The story is told through the eyes of Aya Voss, whom we watch growing up from elementary school age to young womanhood. She is an outsider wherever she goes; first in Altira because her grandparents are Donirans, and later in Donira, because she had lived in Altira before the war broke out.  Under such circumstances, friends are hard to come by, and when she makes some, she loyally holds on to them.

Although Altira and Donira both abandoned the technology that enabled their forebears to navigate the stars from the New Mars colony to Tyra, there was one high-tech invention that both countries held onto: Memory music boxes to which unhappy memories, via surgical intervention, could be consigned, never troubling a person again unless the box were opened and the melody within played.  The music would bring all the unpleasant memories back.  This was a useful invention, no doubt, in the two societies where civil rights were routinely trod upon, executions were a common punishment, and plague and warfare would become major disruptors of day-to-day life.

In the course of the novel, Aya suffers the loss of family members, endures hunger and poverty, and is viciously beaten, among other mishaps.  Yet, she somehow retains an overall optimism, believing that Alturans and Donirans have much in common, notwithstanding the way their leaders manipulate the populace to mutual hatred.  She, for one, resists the memory operation that would give her blissful forgetfulness.

The story is told in a world filled with fantastic animals that Brin has conjured in her imagination, perhaps not surprising given that she has been married for many years to author David Brin, the winner of the science fiction genre’s  Hugo Award among other distinctions.  Cheryl is a geochemist; David is an astrophysicist, and one can only imagine the flights of fancy they might share around the dinner table.

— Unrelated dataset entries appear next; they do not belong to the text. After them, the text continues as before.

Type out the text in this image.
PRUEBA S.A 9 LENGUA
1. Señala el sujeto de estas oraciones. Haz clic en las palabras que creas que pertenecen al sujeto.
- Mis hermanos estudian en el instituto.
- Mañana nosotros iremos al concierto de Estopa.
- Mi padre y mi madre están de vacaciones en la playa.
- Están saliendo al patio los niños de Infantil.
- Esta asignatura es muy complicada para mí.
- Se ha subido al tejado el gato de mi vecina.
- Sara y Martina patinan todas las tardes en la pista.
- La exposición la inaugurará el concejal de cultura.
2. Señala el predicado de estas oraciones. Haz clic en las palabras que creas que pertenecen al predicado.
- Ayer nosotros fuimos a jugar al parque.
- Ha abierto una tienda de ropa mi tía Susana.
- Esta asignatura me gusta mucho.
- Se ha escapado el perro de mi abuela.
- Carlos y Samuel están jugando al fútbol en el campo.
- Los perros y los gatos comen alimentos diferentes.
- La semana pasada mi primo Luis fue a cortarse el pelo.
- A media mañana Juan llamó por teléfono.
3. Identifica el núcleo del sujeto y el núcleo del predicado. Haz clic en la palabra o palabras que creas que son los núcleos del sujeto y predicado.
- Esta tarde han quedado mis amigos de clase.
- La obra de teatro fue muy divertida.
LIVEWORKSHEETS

Fiction writing often involves taking known facts or situations, giving them a little twist, and adding to them speculative imagination. The Brin family’s Judaism surely was a factor in this scene after Aya’s grandmother died:  “Grand-papa burst into the room, moaning and ripping his shirt in despair. .. ‘Don’t let it scare you, Aya.  It’s our way of expressing grief.  When a mourner rips his clothes, it symbolizes ripping apart a union, a lifetime, in fact.  Without her, he now considers himself only half a person.’  … Days passed, with  neighbors bringing trays of food and offering condolences…”

Imagine that, sitting shiva in space.

Another section of the novel, when freedom fighters are trying to overthrow their oppressors, sounds like a scene from 20th and 21st century Earth.  There are brutal Nazi-like reprisals against innocent civilians, and suicide bombings by revolutionaries.

This novel also includes picturesque zeri-cycles that zig zag through the streets; menacing revo-guns paraded by soldiers; golden hykloras, large beasts that look somewhat disdainfully at lesser animals like horses; three-eyed gruets, which are birds that scoop up viri-mice and tuck them  into their pouches; and for those wondering what people might like to eat on such a planet, nine-layer chironas, which are irresistible pastries.

While addressing some serious issues, Cheryl Brin’s novel also is fun to read, both for adults and, I believe, for adolescent audiences.